Globalement, il faut absolument faire rentrer de nouveau les externalités dans l’arbre de décision, compter ce qui compte vraiment. C’est ce que l’on appelle la comptabilité en triple capital. À l’aune de ces lunettes comptables, on verrait que la tomate bio locale coûte bien moins cher à la société que celle qui a poussé dans des serres chauffées, qui a été maintes fois traitée aux pesticides, qui a parcouru 2 000 kilomètres en avion et qui a été cultivée par des immigrés marocains exploités.
Vous sortez bientôt un film qui s’intitule « On a 20 ans pour changer le monde », 2038 serait la nouvelle date couperet ?

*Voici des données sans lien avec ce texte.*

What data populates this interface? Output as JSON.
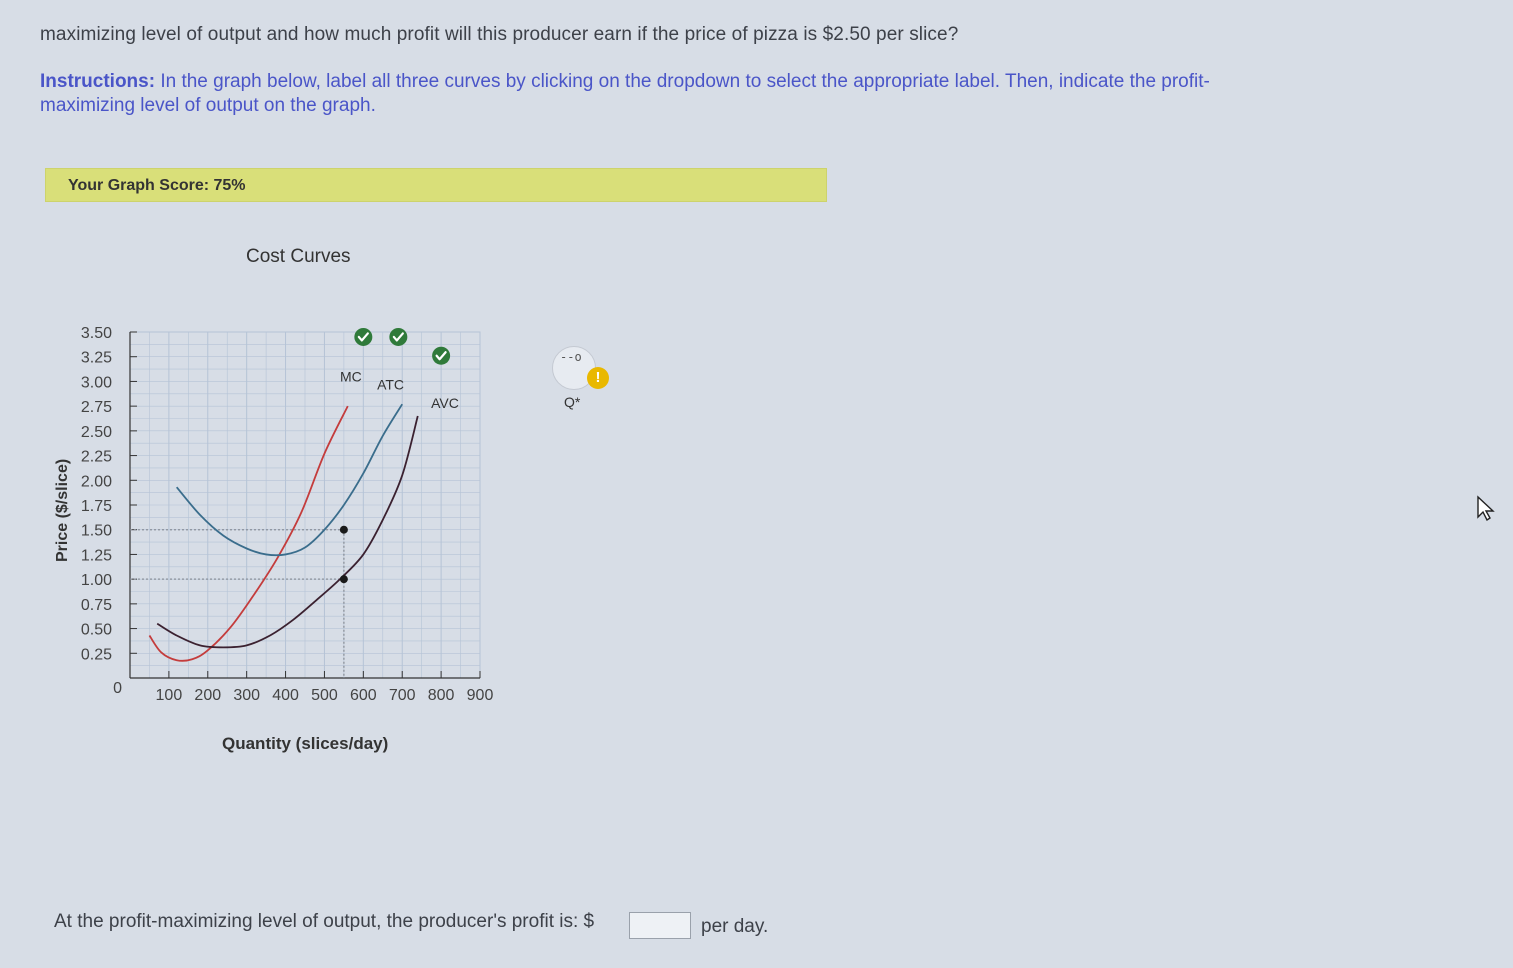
{
  "question": "maximizing level of output and how much profit will this producer earn if the price of pizza is $2.50 per slice?",
  "instructions": {
    "lead": "Instructions:",
    "text": " In the graph below, label all three curves by clicking on the dropdown to select the appropriate label. Then, indicate the profit-maximizing level of output on the graph."
  },
  "score": "Your Graph Score: 75%",
  "chart_data": {
    "type": "line",
    "title": "Cost Curves",
    "xlabel": "Quantity (slices/day)",
    "ylabel": "Price ($/slice)",
    "xlim": [
      0,
      900
    ],
    "ylim": [
      0,
      3.5
    ],
    "x_ticks": [
      100,
      200,
      300,
      400,
      500,
      600,
      700,
      800,
      900
    ],
    "x_tick_labels": [
      "100",
      "200",
      "300",
      "400",
      "500",
      "600",
      "700",
      "800",
      "900"
    ],
    "y_ticks": [
      0,
      0.25,
      0.5,
      0.75,
      1.0,
      1.25,
      1.5,
      1.75,
      2.0,
      2.25,
      2.5,
      2.75,
      3.0,
      3.25,
      3.5
    ],
    "y_tick_labels": [
      "0",
      "0.25",
      "0.50",
      "0.75",
      "1.00",
      "1.25",
      "1.50",
      "1.75",
      "2.00",
      "2.25",
      "2.50",
      "2.75",
      "3.00",
      "3.25",
      "3.50"
    ],
    "grid": true,
    "series": [
      {
        "name": "MC",
        "color": "#c43c3c",
        "x": [
          50,
          80,
          120,
          160,
          200,
          260,
          320,
          380,
          440,
          500,
          560
        ],
        "y": [
          0.43,
          0.26,
          0.18,
          0.19,
          0.28,
          0.52,
          0.85,
          1.22,
          1.67,
          2.27,
          2.75
        ]
      },
      {
        "name": "ATC",
        "color": "#3a6d8c",
        "x": [
          120,
          180,
          240,
          300,
          350,
          400,
          450,
          500,
          550,
          600,
          650,
          700
        ],
        "y": [
          1.93,
          1.65,
          1.44,
          1.31,
          1.25,
          1.25,
          1.32,
          1.5,
          1.75,
          2.07,
          2.45,
          2.77
        ]
      },
      {
        "name": "AVC",
        "color": "#3b2130",
        "x": [
          70,
          120,
          180,
          240,
          300,
          360,
          420,
          480,
          540,
          600,
          650,
          700,
          740
        ],
        "y": [
          0.55,
          0.43,
          0.33,
          0.31,
          0.33,
          0.43,
          0.59,
          0.79,
          1.0,
          1.25,
          1.6,
          2.05,
          2.65
        ]
      }
    ],
    "curve_labels": [
      {
        "text": "MC",
        "x": 568,
        "y": 3.0
      },
      {
        "text": "ATC",
        "x": 670,
        "y": 2.92
      },
      {
        "text": "AVC",
        "x": 810,
        "y": 2.73
      }
    ],
    "checkmarks": [
      {
        "x": 600,
        "y": 3.45
      },
      {
        "x": 690,
        "y": 3.45
      },
      {
        "x": 800,
        "y": 3.26
      }
    ],
    "points": [
      {
        "x": 550,
        "y": 1.5
      },
      {
        "x": 550,
        "y": 1.0
      }
    ],
    "guide_lines": [
      {
        "from": [
          0,
          1.5
        ],
        "to": [
          550,
          1.5
        ]
      },
      {
        "from": [
          0,
          1.0
        ],
        "to": [
          550,
          1.0
        ]
      },
      {
        "from": [
          550,
          1.5
        ],
        "to": [
          550,
          0
        ]
      }
    ],
    "colors": {
      "grid": "#b5c3d6",
      "axis": "#333333",
      "guide": "#8a9099",
      "check": "#2f7a3a",
      "point": "#1a1a1a"
    }
  },
  "tool": {
    "label": "Q*",
    "glyph": "--o",
    "warn": "!"
  },
  "answer": {
    "prefix": "At the profit-maximizing level of output, the producer's profit is: $",
    "value": "",
    "suffix": "per day."
  }
}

Vingt ans me semble un horizon raisonnable pour opérer notre transition, pour changer nos modes de consommation en commençant par l’alimentation. Manger trois fois par jour c’est beaucoup en termes d’impact sur la planète. Il faut viser la résilience. En s’intéressant au biomimétisme, on remarque que toutes les espèces vivantes ont un point commun : elles créent les conditions extérieures favorables à leur survie. Les humains l’ont oublié, font même exactement le contraire et se retrouvent aujourd’hui face au risque de l’effondrement.
Aujourd’hui, on dit vouloir sauver la planète, mais c’est notre civilisation qu’il faut préserver. En attendant, je reste optimiste, l’homme est beaucoup trop intelligent pour ne pas réagir. Si les agriculteurs retrouvent le sens de leur métier, si les consommateurs comprennent l’impact de leur assiette sur la planète et la composent en conséquence, alors dans 20 ans on aura sans doute déjà bien changé la face du monde.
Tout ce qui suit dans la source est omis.